The Union contends that whether the parties were negotiating in good faith was disputed at arbitration. See Opp’n at 1-2. The Agency does not argue to the contrary. Accordingly, consistent with AFMC, 65 FLRA at 398, we deny this aspect of the Agency’s nonfact exception.
As to whether the evidence supports the Arbitrator’s findings, the Agency alleges that the award is based on a nonfact because the Arbitrator misconstrued the testimony of an Agency witness. Exceptions at 14‑16. This argument represents a disagreement with the Arbitrator’s evaluation of the evidence and the weight to be accorded such evidence. Consistent with Authority precedent, such a claim also does not establish that an award is based on a nonfact. See AFGE, 51 FLRA at 32. Accordingly, we deny the Agency’s nonfact exception.

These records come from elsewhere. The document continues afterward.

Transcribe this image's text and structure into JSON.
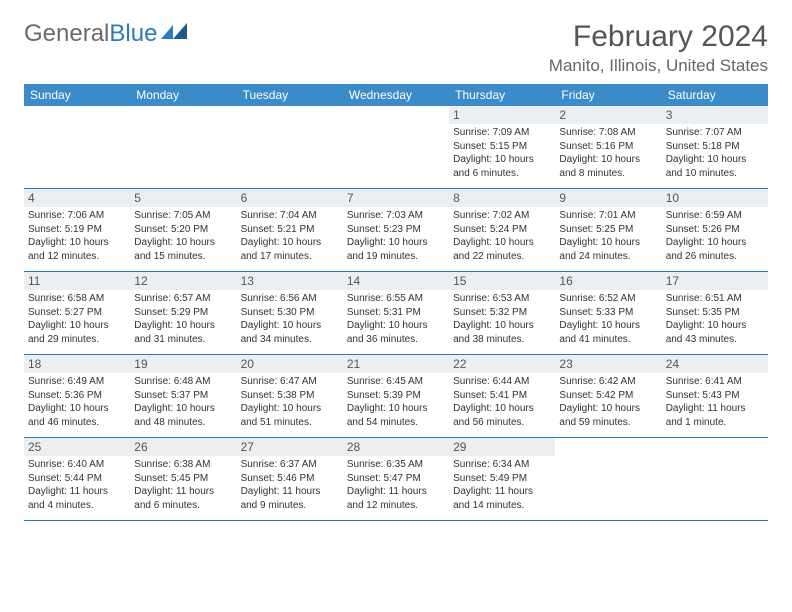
{
  "brand": {
    "part1": "General",
    "part2": "Blue"
  },
  "title": {
    "month_year": "February 2024",
    "location": "Manito, Illinois, United States"
  },
  "colors": {
    "header_bg": "#3b8bc8",
    "accent": "#2c7bbf",
    "daynum_bg": "#eceff1"
  },
  "weekdays": [
    "Sunday",
    "Monday",
    "Tuesday",
    "Wednesday",
    "Thursday",
    "Friday",
    "Saturday"
  ],
  "weeks": [
    [
      {
        "n": "",
        "sr": "",
        "ss": "",
        "dl1": "",
        "dl2": ""
      },
      {
        "n": "",
        "sr": "",
        "ss": "",
        "dl1": "",
        "dl2": ""
      },
      {
        "n": "",
        "sr": "",
        "ss": "",
        "dl1": "",
        "dl2": ""
      },
      {
        "n": "",
        "sr": "",
        "ss": "",
        "dl1": "",
        "dl2": ""
      },
      {
        "n": "1",
        "sr": "Sunrise: 7:09 AM",
        "ss": "Sunset: 5:15 PM",
        "dl1": "Daylight: 10 hours",
        "dl2": "and 6 minutes."
      },
      {
        "n": "2",
        "sr": "Sunrise: 7:08 AM",
        "ss": "Sunset: 5:16 PM",
        "dl1": "Daylight: 10 hours",
        "dl2": "and 8 minutes."
      },
      {
        "n": "3",
        "sr": "Sunrise: 7:07 AM",
        "ss": "Sunset: 5:18 PM",
        "dl1": "Daylight: 10 hours",
        "dl2": "and 10 minutes."
      }
    ],
    [
      {
        "n": "4",
        "sr": "Sunrise: 7:06 AM",
        "ss": "Sunset: 5:19 PM",
        "dl1": "Daylight: 10 hours",
        "dl2": "and 12 minutes."
      },
      {
        "n": "5",
        "sr": "Sunrise: 7:05 AM",
        "ss": "Sunset: 5:20 PM",
        "dl1": "Daylight: 10 hours",
        "dl2": "and 15 minutes."
      },
      {
        "n": "6",
        "sr": "Sunrise: 7:04 AM",
        "ss": "Sunset: 5:21 PM",
        "dl1": "Daylight: 10 hours",
        "dl2": "and 17 minutes."
      },
      {
        "n": "7",
        "sr": "Sunrise: 7:03 AM",
        "ss": "Sunset: 5:23 PM",
        "dl1": "Daylight: 10 hours",
        "dl2": "and 19 minutes."
      },
      {
        "n": "8",
        "sr": "Sunrise: 7:02 AM",
        "ss": "Sunset: 5:24 PM",
        "dl1": "Daylight: 10 hours",
        "dl2": "and 22 minutes."
      },
      {
        "n": "9",
        "sr": "Sunrise: 7:01 AM",
        "ss": "Sunset: 5:25 PM",
        "dl1": "Daylight: 10 hours",
        "dl2": "and 24 minutes."
      },
      {
        "n": "10",
        "sr": "Sunrise: 6:59 AM",
        "ss": "Sunset: 5:26 PM",
        "dl1": "Daylight: 10 hours",
        "dl2": "and 26 minutes."
      }
    ],
    [
      {
        "n": "11",
        "sr": "Sunrise: 6:58 AM",
        "ss": "Sunset: 5:27 PM",
        "dl1": "Daylight: 10 hours",
        "dl2": "and 29 minutes."
      },
      {
        "n": "12",
        "sr": "Sunrise: 6:57 AM",
        "ss": "Sunset: 5:29 PM",
        "dl1": "Daylight: 10 hours",
        "dl2": "and 31 minutes."
      },
      {
        "n": "13",
        "sr": "Sunrise: 6:56 AM",
        "ss": "Sunset: 5:30 PM",
        "dl1": "Daylight: 10 hours",
        "dl2": "and 34 minutes."
      },
      {
        "n": "14",
        "sr": "Sunrise: 6:55 AM",
        "ss": "Sunset: 5:31 PM",
        "dl1": "Daylight: 10 hours",
        "dl2": "and 36 minutes."
      },
      {
        "n": "15",
        "sr": "Sunrise: 6:53 AM",
        "ss": "Sunset: 5:32 PM",
        "dl1": "Daylight: 10 hours",
        "dl2": "and 38 minutes."
      },
      {
        "n": "16",
        "sr": "Sunrise: 6:52 AM",
        "ss": "Sunset: 5:33 PM",
        "dl1": "Daylight: 10 hours",
        "dl2": "and 41 minutes."
      },
      {
        "n": "17",
        "sr": "Sunrise: 6:51 AM",
        "ss": "Sunset: 5:35 PM",
        "dl1": "Daylight: 10 hours",
        "dl2": "and 43 minutes."
      }
    ],
    [
      {
        "n": "18",
        "sr": "Sunrise: 6:49 AM",
        "ss": "Sunset: 5:36 PM",
        "dl1": "Daylight: 10 hours",
        "dl2": "and 46 minutes."
      },
      {
        "n": "19",
        "sr": "Sunrise: 6:48 AM",
        "ss": "Sunset: 5:37 PM",
        "dl1": "Daylight: 10 hours",
        "dl2": "and 48 minutes."
      },
      {
        "n": "20",
        "sr": "Sunrise: 6:47 AM",
        "ss": "Sunset: 5:38 PM",
        "dl1": "Daylight: 10 hours",
        "dl2": "and 51 minutes."
      },
      {
        "n": "21",
        "sr": "Sunrise: 6:45 AM",
        "ss": "Sunset: 5:39 PM",
        "dl1": "Daylight: 10 hours",
        "dl2": "and 54 minutes."
      },
      {
        "n": "22",
        "sr": "Sunrise: 6:44 AM",
        "ss": "Sunset: 5:41 PM",
        "dl1": "Daylight: 10 hours",
        "dl2": "and 56 minutes."
      },
      {
        "n": "23",
        "sr": "Sunrise: 6:42 AM",
        "ss": "Sunset: 5:42 PM",
        "dl1": "Daylight: 10 hours",
        "dl2": "and 59 minutes."
      },
      {
        "n": "24",
        "sr": "Sunrise: 6:41 AM",
        "ss": "Sunset: 5:43 PM",
        "dl1": "Daylight: 11 hours",
        "dl2": "and 1 minute."
      }
    ],
    [
      {
        "n": "25",
        "sr": "Sunrise: 6:40 AM",
        "ss": "Sunset: 5:44 PM",
        "dl1": "Daylight: 11 hours",
        "dl2": "and 4 minutes."
      },
      {
        "n": "26",
        "sr": "Sunrise: 6:38 AM",
        "ss": "Sunset: 5:45 PM",
        "dl1": "Daylight: 11 hours",
        "dl2": "and 6 minutes."
      },
      {
        "n": "27",
        "sr": "Sunrise: 6:37 AM",
        "ss": "Sunset: 5:46 PM",
        "dl1": "Daylight: 11 hours",
        "dl2": "and 9 minutes."
      },
      {
        "n": "28",
        "sr": "Sunrise: 6:35 AM",
        "ss": "Sunset: 5:47 PM",
        "dl1": "Daylight: 11 hours",
        "dl2": "and 12 minutes."
      },
      {
        "n": "29",
        "sr": "Sunrise: 6:34 AM",
        "ss": "Sunset: 5:49 PM",
        "dl1": "Daylight: 11 hours",
        "dl2": "and 14 minutes."
      },
      {
        "n": "",
        "sr": "",
        "ss": "",
        "dl1": "",
        "dl2": ""
      },
      {
        "n": "",
        "sr": "",
        "ss": "",
        "dl1": "",
        "dl2": ""
      }
    ]
  ]
}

The Agency’s exceptions are denied.
The Authority’s Regulations do not authorize stays of arbitrators’ awards during the pendency of exceptions. U.S. Dep’t of the Navy, Navy Inventory Control Point, Mechanicsburg, Pa., 59 FLRA 698, 698 n.1 (2004). However, it is only after the Authority has ruled on the exceptions and the award has become final and binding that a party must take actions required by an award. U.S. Dep’t of the Treasury, IRS, Wash., D.C., 59 FLRA 282, 287-88 (2003). Accordingly, we deny the Agency’s motion.